The drivers behind these individual failures are well understood and largely shared. Businesses continue to face weak growth, the lagged impact of higher borrowing costs, rising employment costs and a firm HMRC enforcement stance that sustains creditor pressure. Consumer-facing sectors carry the extra burden of weak discretionary spending, while energy and input costs keep squeezing already thin margins. Any single company's collapse usually reflects a specific trigger layered on top of this backdrop rather than a single national cause.

One nuance is worth keeping. A rise in administrations, as opposed to liquidations, is not purely negative, because administration powers are designed to rescue trading businesses, including through pre-pack sales, which can protect more jobs and creditor value than a straight liquidation. Several 2026 collapses, including Roberts and Claire's, ended in sales or relaunches rather than total shutdowns, so "gone bust" does not always mean a brand has vanished.

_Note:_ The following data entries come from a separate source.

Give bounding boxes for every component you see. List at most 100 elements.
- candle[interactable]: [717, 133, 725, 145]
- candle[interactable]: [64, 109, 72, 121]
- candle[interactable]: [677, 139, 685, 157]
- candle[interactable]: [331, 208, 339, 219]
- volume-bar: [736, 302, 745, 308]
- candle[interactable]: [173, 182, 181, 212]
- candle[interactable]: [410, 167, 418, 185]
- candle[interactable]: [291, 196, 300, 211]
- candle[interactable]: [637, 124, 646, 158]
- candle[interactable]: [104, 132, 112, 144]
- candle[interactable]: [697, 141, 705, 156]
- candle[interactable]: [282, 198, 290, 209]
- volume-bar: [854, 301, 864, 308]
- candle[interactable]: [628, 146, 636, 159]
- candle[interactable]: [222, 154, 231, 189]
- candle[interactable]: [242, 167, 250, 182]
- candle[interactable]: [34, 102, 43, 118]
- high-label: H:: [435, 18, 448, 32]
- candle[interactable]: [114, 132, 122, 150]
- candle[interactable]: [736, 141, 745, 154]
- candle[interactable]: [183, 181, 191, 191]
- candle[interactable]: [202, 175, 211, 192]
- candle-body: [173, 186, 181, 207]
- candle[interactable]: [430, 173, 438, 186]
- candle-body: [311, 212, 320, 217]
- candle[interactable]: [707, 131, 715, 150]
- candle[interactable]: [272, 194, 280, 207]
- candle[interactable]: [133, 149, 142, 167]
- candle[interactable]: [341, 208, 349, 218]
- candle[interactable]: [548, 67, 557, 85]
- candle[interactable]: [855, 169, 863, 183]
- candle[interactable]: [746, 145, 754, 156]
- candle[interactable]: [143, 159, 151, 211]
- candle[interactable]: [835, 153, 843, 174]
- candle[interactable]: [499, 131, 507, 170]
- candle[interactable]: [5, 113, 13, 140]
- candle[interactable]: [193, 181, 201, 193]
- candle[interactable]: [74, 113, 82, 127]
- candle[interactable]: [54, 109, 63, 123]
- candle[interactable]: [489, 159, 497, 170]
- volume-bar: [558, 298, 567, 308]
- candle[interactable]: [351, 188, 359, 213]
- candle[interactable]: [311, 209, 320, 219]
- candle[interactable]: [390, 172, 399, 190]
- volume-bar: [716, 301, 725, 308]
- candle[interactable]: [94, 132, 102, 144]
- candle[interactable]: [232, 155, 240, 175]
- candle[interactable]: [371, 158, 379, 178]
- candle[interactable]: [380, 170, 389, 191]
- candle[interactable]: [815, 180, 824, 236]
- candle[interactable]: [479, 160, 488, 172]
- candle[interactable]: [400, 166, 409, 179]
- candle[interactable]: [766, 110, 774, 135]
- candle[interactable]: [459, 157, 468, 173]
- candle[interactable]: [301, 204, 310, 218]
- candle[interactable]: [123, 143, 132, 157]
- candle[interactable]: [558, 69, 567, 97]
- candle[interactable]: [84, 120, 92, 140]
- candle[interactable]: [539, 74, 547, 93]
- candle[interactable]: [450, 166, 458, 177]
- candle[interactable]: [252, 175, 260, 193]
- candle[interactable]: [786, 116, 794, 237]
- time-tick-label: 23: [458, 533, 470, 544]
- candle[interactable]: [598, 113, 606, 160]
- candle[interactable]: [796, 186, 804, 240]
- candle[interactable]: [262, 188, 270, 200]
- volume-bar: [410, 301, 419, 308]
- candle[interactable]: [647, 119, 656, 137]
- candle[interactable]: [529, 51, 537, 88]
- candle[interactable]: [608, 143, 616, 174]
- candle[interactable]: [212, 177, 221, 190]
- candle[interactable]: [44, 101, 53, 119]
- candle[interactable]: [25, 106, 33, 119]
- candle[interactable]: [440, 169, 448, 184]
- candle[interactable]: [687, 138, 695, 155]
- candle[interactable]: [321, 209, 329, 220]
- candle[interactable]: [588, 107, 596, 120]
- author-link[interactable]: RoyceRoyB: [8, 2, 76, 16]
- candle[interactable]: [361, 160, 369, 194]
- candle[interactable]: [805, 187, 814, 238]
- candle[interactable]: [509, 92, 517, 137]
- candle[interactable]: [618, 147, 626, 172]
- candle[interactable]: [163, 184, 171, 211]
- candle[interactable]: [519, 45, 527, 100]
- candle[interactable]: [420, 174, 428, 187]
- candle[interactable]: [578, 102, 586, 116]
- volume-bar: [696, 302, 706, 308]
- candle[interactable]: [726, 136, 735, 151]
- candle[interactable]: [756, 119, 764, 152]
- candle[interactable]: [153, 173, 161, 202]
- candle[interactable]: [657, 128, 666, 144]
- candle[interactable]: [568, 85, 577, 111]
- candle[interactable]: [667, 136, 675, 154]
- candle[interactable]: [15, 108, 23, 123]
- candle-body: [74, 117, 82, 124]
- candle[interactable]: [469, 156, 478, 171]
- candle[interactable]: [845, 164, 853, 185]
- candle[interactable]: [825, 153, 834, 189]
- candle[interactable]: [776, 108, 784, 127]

The strongest version of the picture is this: UK insolvency volumes are easing from an elevated run, and the rolling rate is below its post-pandemic peak, but activity remains high by historical standards and continues to claim large, established names, particularly in construction, retail and hospitality. The next scheduled Insolvency Service release is due on 17 July 2026 and will show whether May's fall was a genuine turn or a pause between two busier months.

Frequently asked questions

How many UK companies went insolvent in May 2026?

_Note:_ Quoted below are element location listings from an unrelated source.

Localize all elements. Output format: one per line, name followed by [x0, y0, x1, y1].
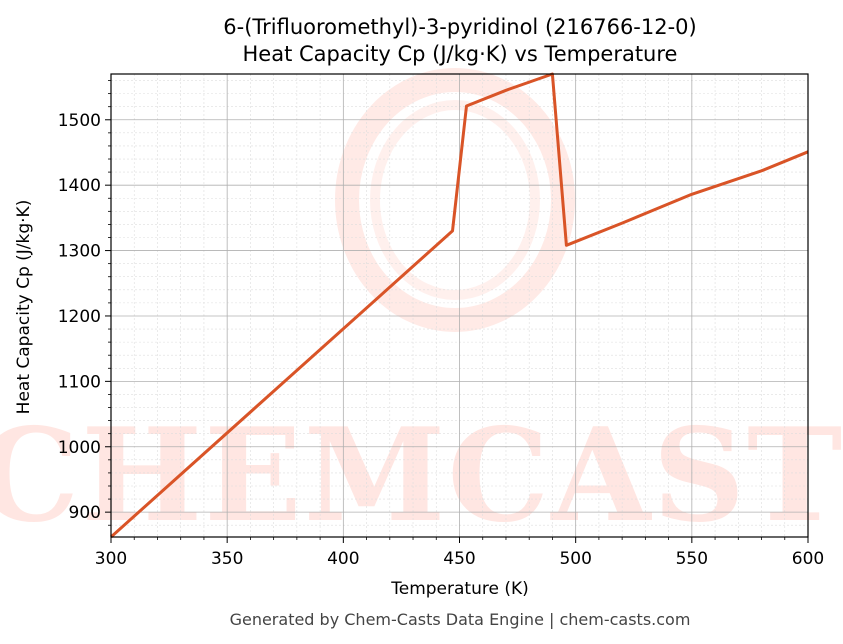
x-tick-label: 600: [792, 549, 824, 569]
x-tick-label: 300: [95, 549, 127, 569]
y-tick-label: 1400: [58, 176, 101, 196]
x-tick-label: 350: [211, 549, 243, 569]
x-tick-label: 450: [443, 549, 475, 569]
y-tick-label: 1500: [58, 111, 101, 131]
y-tick-label: 900: [69, 503, 101, 523]
series-layer: [109, 72, 809, 539]
series-line: [109, 72, 809, 539]
chemcasts-watermark: CHEMCASTS: [0, 68, 843, 551]
y-axis-ticks: 900 1000 1100 1200 1300 1400 1500: [58, 80, 111, 526]
x-tick-label: 500: [559, 549, 591, 569]
chart-title: 6-(Trifluoromethyl)-3-pyridinol (216766-…: [223, 15, 696, 39]
y-tick-label: 1100: [58, 372, 101, 392]
x-tick-label: 550: [676, 549, 708, 569]
watermark-text: CHEMCASTS: [0, 401, 843, 551]
chart-subtitle: Heat Capacity Cp (J/kg·K) vs Temperature: [243, 42, 678, 66]
x-axis-label: Temperature (K): [390, 579, 529, 599]
x-tick-label: 400: [327, 549, 359, 569]
y-axis-label: Heat Capacity Cp (J/kg·K): [14, 200, 34, 415]
x-axis-ticks: 300 350 400 450 500 550 600: [95, 537, 824, 569]
y-tick-label: 1200: [58, 307, 101, 327]
footer-credit: Generated by Chem-Casts Data Engine | ch…: [230, 610, 691, 629]
y-tick-label: 1000: [58, 438, 101, 458]
y-tick-label: 1300: [58, 242, 101, 262]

There were 1,868 company insolvencies in England and Wales in May 2026, 10% lower than April and 16% lower than May 2025, made up of 285 compulsory liquidations, 1,423 CVLs, 135 administrations and 25 CVAs.

Is UK insolvency getting better or worse in 2026?

Monthly totals are easing and the 12-month rate has fallen to 50.9 per 10,000 companies, but levels remain high by historical standards, roughly comparable to the 2008–09 recession in raw volume terms.

Which sectors have the most insolvencies?

Over the 12 months to May 2026, construction (17%), wholesale and retail trade (15%) and accommodation and food services (14%) recorded the most cases. These are volumes, not failure rates.

Which well-known brands went bust in 2026?

Names entering administration in 2026 include Claire's, Roberts Bakery, TGI Fridays, Russell & Bromley, The Original Factory Shop and EO Charging, though several ended in sales or relaunches rather than complete closure.

When is the next UK insolvency data released?

The Insolvency Service publishes monthly statistics, with the next scheduled release on 17 July 2026.